Schweigepflicht ausweiten
Es war nur eine Frage der Zeit bis ein Ereignis wie der Absturz des Germanwings-Flugzeugs zu Rufen nach mehr Überwachung führen würde. Da es in diesem Fall ein deutscher Pilot ohne erkennbare extremistische Absichten für das Ereignis verantwortlich war, konzentriert sich die Forderung diesmal auf den mutmaßlich labilen Gesundheitszustand des fraglichen Piloten.
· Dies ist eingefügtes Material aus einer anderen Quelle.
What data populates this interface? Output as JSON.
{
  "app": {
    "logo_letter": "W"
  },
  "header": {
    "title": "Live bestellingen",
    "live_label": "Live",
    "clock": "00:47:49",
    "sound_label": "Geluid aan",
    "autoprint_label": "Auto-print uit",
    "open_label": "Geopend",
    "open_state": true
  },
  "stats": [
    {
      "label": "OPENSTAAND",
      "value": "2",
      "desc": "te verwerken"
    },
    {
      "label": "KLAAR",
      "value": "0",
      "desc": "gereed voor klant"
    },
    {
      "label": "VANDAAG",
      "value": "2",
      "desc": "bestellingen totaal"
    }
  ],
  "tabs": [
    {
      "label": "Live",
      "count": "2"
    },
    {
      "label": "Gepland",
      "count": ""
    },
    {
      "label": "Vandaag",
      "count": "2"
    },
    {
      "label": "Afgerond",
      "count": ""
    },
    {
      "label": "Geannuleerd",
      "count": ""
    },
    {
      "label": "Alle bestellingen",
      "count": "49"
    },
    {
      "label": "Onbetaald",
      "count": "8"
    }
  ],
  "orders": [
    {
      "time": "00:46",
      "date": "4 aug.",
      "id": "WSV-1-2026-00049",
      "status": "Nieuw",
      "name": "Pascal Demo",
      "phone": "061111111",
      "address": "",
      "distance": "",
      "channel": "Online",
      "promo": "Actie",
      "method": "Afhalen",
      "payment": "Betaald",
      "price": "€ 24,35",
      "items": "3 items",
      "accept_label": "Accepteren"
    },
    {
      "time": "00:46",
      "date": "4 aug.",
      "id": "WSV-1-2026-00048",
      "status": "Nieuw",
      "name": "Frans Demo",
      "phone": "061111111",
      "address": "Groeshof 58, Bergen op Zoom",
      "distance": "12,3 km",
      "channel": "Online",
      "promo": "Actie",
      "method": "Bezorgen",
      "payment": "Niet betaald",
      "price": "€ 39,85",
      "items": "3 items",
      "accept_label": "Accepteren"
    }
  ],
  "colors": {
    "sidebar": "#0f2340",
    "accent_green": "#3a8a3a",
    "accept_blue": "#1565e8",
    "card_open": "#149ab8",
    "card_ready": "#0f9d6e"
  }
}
Hier wurden Hinweise präsentiert, die auf eine depressive Störung hinweisen, die für den Amokflug ursächlich gewesen sein könnte.
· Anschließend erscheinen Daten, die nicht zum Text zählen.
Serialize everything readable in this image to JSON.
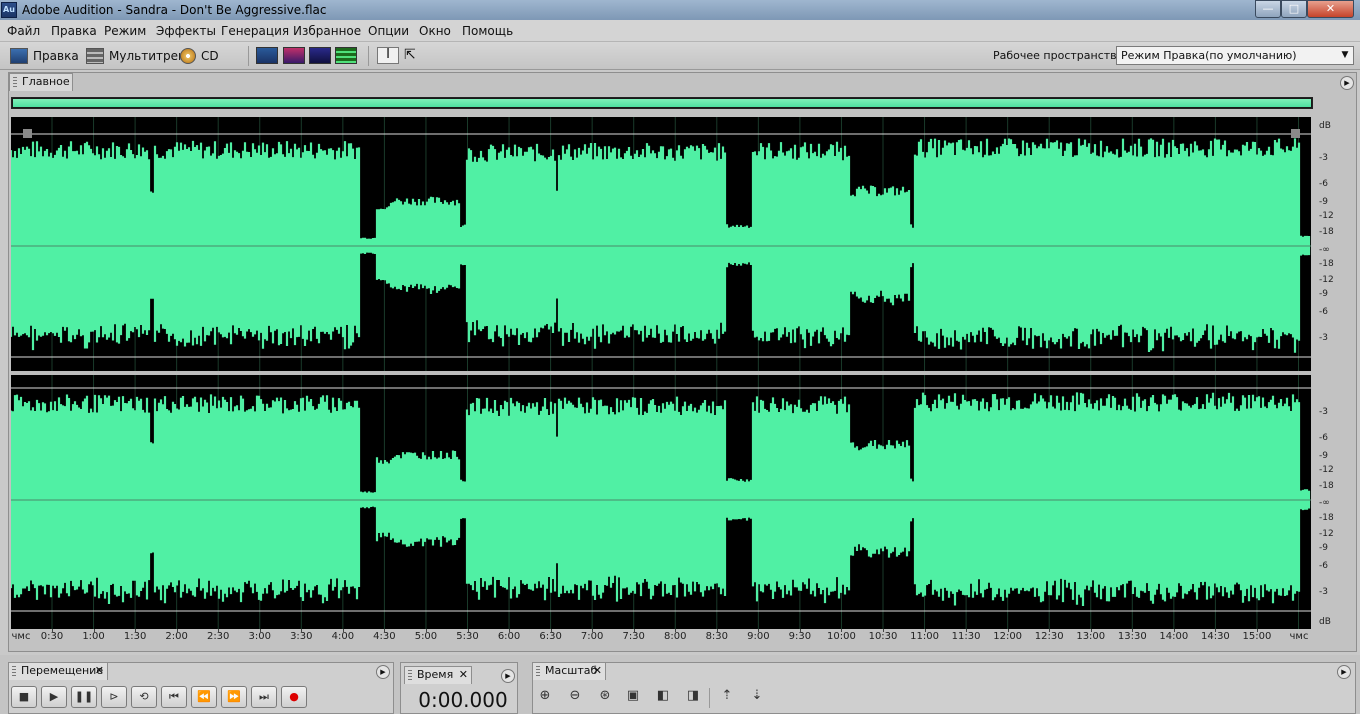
{
  "window": {
    "app_icon": "Au",
    "title": "Adobe Audition - Sandra - Don't Be Aggressive.flac",
    "buttons": {
      "minimize": "—",
      "maximize": "□",
      "close": "✕"
    }
  },
  "menu": [
    "Файл",
    "Правка",
    "Режим",
    "Эффекты",
    "Генерация",
    "Избранное",
    "Опции",
    "Окно",
    "Помощь"
  ],
  "toolbar": {
    "modes": [
      "Правка",
      "Мультитрек",
      "CD"
    ],
    "workspace_label": "Рабочее пространство:",
    "workspace_value": "Режим Правка(по умолчанию)"
  },
  "main_panel": {
    "tab": "Главное"
  },
  "db_ruler": {
    "channel1": [
      "dB",
      "-3",
      "-6",
      "-9",
      "-12",
      "-18",
      "-∞",
      "-18",
      "-12",
      "-9",
      "-6",
      "-3"
    ],
    "channel2": [
      "-3",
      "-6",
      "-9",
      "-12",
      "-18",
      "-∞",
      "-18",
      "-12",
      "-9",
      "-6",
      "-3",
      "dB"
    ]
  },
  "time_ruler": {
    "start_label": "чмс",
    "end_label": "чмс",
    "labels": [
      "0:30",
      "1:00",
      "1:30",
      "2:00",
      "2:30",
      "3:00",
      "3:30",
      "4:00",
      "4:30",
      "5:00",
      "5:30",
      "6:00",
      "6:30",
      "7:00",
      "7:30",
      "8:00",
      "8:30",
      "9:00",
      "9:30",
      "10:00",
      "10:30",
      "11:00",
      "11:30",
      "12:00",
      "12:30",
      "13:00",
      "13:30",
      "14:00",
      "14:30",
      "15:00"
    ]
  },
  "panels": {
    "transport": "Перемещение",
    "time": "Время",
    "zoom": "Масштаб"
  },
  "time_display": "0:00.000",
  "colors": {
    "waveform": "#50f0a4",
    "background": "#000000"
  }
}
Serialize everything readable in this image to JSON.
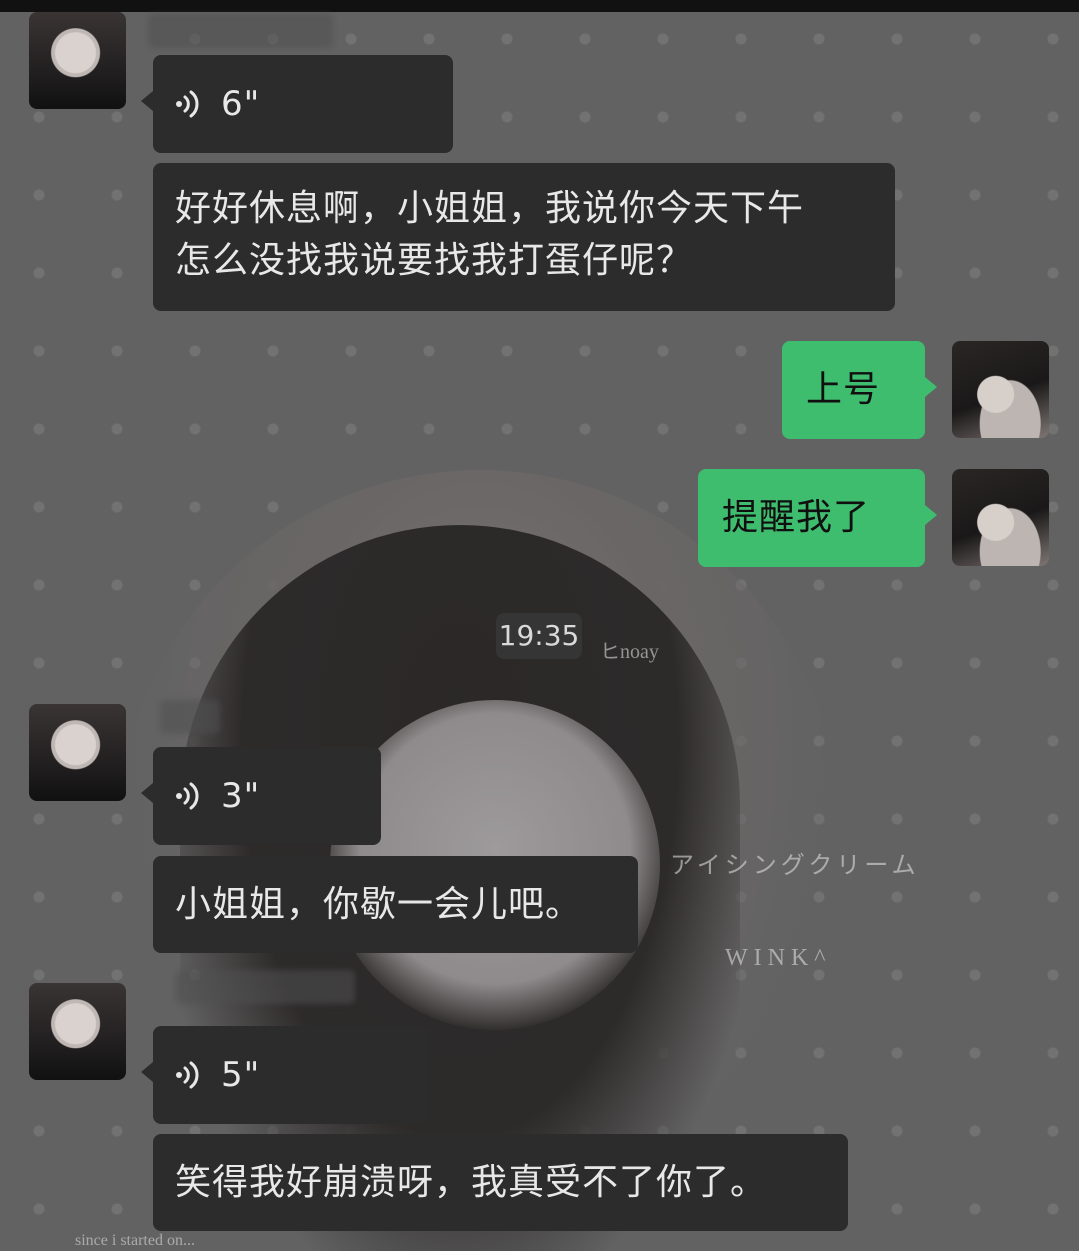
{
  "time_divider": "19:35",
  "background": {
    "texts": [
      "ヒnoay",
      "アイシングクリーム",
      "WINK^",
      "since i started on..."
    ]
  },
  "messages": [
    {
      "side": "left",
      "type": "voice",
      "duration": "6\""
    },
    {
      "side": "left",
      "type": "text",
      "lines": [
        "好好休息啊，小姐姐，我说你今天下午",
        "怎么没找我说要找我打蛋仔呢？"
      ]
    },
    {
      "side": "right",
      "type": "text",
      "text": "上号"
    },
    {
      "side": "right",
      "type": "text",
      "text": "提醒我了"
    },
    {
      "side": "left",
      "type": "voice",
      "duration": "3\""
    },
    {
      "side": "left",
      "type": "text",
      "text": "小姐姐，你歇一会儿吧。"
    },
    {
      "side": "left",
      "type": "voice",
      "duration": "5\""
    },
    {
      "side": "left",
      "type": "text",
      "text": "笑得我好崩溃呀，我真受不了你了。"
    }
  ],
  "colors": {
    "incoming_bubble": "#2c2c2c",
    "outgoing_bubble": "#3fbd6f",
    "background": "#626262"
  },
  "icons": [
    "voice-wave-icon",
    "avatar-contact",
    "avatar-self"
  ]
}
Nach der gebotenen Schweigepflicht einer Trauerphase fordert nun angeblich ein Herr Fischer von der CDU eine Lockerung der ärztlichen Schweigepflicht für Piloten und andere sensible Berufsgruppen und dass diese „zu Ärzten gehen, die vom Arbeitgeber vorgegeben werden“. Falls er damit gemeint hat, dass sich die Arbeitgeber durch eigene Untersuchungen von der Tauglichkeit der sensiblen Mitarbeiter überzeugen können müssen, so hat er Recht. Allerdings gibt es solche Untersuchungen bereits, die sich üblicherweise je nach Berufsstand „Tauglichkeitsuntersuchung“ oder „Medizinischer Check“ nennen. Hier ist die Schweigepflicht des Arztes in gegenseitiger Übereinkunft gelockert
Die Forderung dass Betroffene jedoch ausschließlich zu Ärzten gehen, die im Zweifelsfall an den Arbeitgeber berichten, wäre dagegen gefährlicher Unsinn. Allzuviele wären da geneigt, lieber den vorsorglichen und auch den unbedingt nötigen Arztbesuch lieber ganz zu unterlassen oder zumindest dem Arzt nicht alles zu erzählen, was dieser für seine Arbeit braucht, aus Angst andernfalls unvorsichtigerweise ihre Karriere zu beenden.
Die Schweigepflicht ist jedoch den Überwachungsbefürwortern ein besonders großer Dorn im Auge, der ihre Begehrlichkeiten weckt. Schließlich ist da jemand, der alle Informationen hat, die sie selbst so gerne hätten. Aber diese Art Aufhebung der Schweigepflicht durch die Hintertür, die später auch bei weniger sensiblen Berufen nicht Halt machen wird, ist in etwa so sinnvoll wie die Forderung, dass Mafiabosse nur noch bei Priestern beichten dürfen, die direkt mit der Polizei in Kontakt stehen.
Falls es das war, was Herr Fischer meinte, dann wäre es langsam an der Zeit über die Schweigepflicht von Politikern nachzudenken – man sollte diese ausweiten.